Hence, in order for Microsoft to remain competitive, it has decided to acquire Yahoo Inc. to increase its market share translating to market dominance and power in order to increase its revenue from paid advertising. The decision comes at a crucial time as Yahoo Inc. is currently facing slumping share prices, rendering a lower market value for its company hence making it more cost-efficient for potential acquisition of Yahoo Inc. by other firms. Furthermore, due to anti-trust laws that restrict Google from acquiring Yahoo, as it could result in a complete monopolizing of the search engine market and seriously threaten the survival of other firms in the industry, Microsoft is now in the best position to acquire Yahoo Inc.


Furthermore, Microsoft says it can “shave at least $1 billion from operating expenses in a merged company”. This probably implies that internal economies of scale can be reaped through the process of this horizontal integration. Through merger, administrative costs can be reduced and managerial roles can be maximized to enhance productivity, translating into lower variable costs for the company.


Also, “Yahoo represents a new growth opportunity for Microsoft in advertising revenues and online services”. This can be accounted to a larger market share which would render its advertising services more price-inelastic since companies would want to reach out to a larger market and not cut costs but advertising through a company whose services do not reach out to a large market even though they may charge lower prices. Hence, Microsoft will then be able to increase prices charged for its paid advertising services, thereby increasing its total revenue. Furthermore, marketing economies can also be reaped as advertising cost can be reduced when the advertising is done at a larger scale.
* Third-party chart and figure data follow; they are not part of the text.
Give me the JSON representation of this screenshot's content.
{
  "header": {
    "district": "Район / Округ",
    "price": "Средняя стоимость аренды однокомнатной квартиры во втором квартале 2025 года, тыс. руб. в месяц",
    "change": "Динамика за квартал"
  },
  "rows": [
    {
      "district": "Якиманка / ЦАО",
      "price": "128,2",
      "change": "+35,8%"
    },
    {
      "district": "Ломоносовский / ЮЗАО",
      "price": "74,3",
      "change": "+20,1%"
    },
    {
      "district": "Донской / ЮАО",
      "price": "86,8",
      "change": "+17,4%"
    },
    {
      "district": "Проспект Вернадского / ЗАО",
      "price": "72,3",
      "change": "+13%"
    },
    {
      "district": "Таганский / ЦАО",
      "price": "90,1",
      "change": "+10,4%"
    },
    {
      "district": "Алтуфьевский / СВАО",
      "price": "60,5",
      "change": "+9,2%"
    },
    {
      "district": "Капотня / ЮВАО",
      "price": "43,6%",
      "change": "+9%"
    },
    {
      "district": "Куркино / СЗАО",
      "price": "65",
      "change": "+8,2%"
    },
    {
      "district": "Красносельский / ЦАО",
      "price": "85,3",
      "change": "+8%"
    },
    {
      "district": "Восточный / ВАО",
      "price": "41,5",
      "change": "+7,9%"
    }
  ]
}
Lastly, “another driver behind the acquisition is to move Microsoft towards a more Web-based software-as-services company”. Therefore, since “Yahoo clearly has some strengths in this area”, a merger will likely result in the reaping of technical economies by Microsoft, whereby newer technologies can be researched and specialization can occur, thereby raising productivity and lowering unit costs.



Yet, even though the combined market shares of Microsoft and Yahoo Inc may not surpass that of Google in the search engine market, the merger will undoubtedly render Microsoft the biggest player in other services like games, sports and music services (as seen from the table above). Hence, it is indeed a wise move for Microsoft to acquire Yahoo Inc.

Therefore, with the potential market changes at stake, the possible merger between Yahoo Inc. and Microsoft Corporations will definitely be a hot topic for contention amongst various major IT firms as it could result in the birth of a giant player in the IT industry.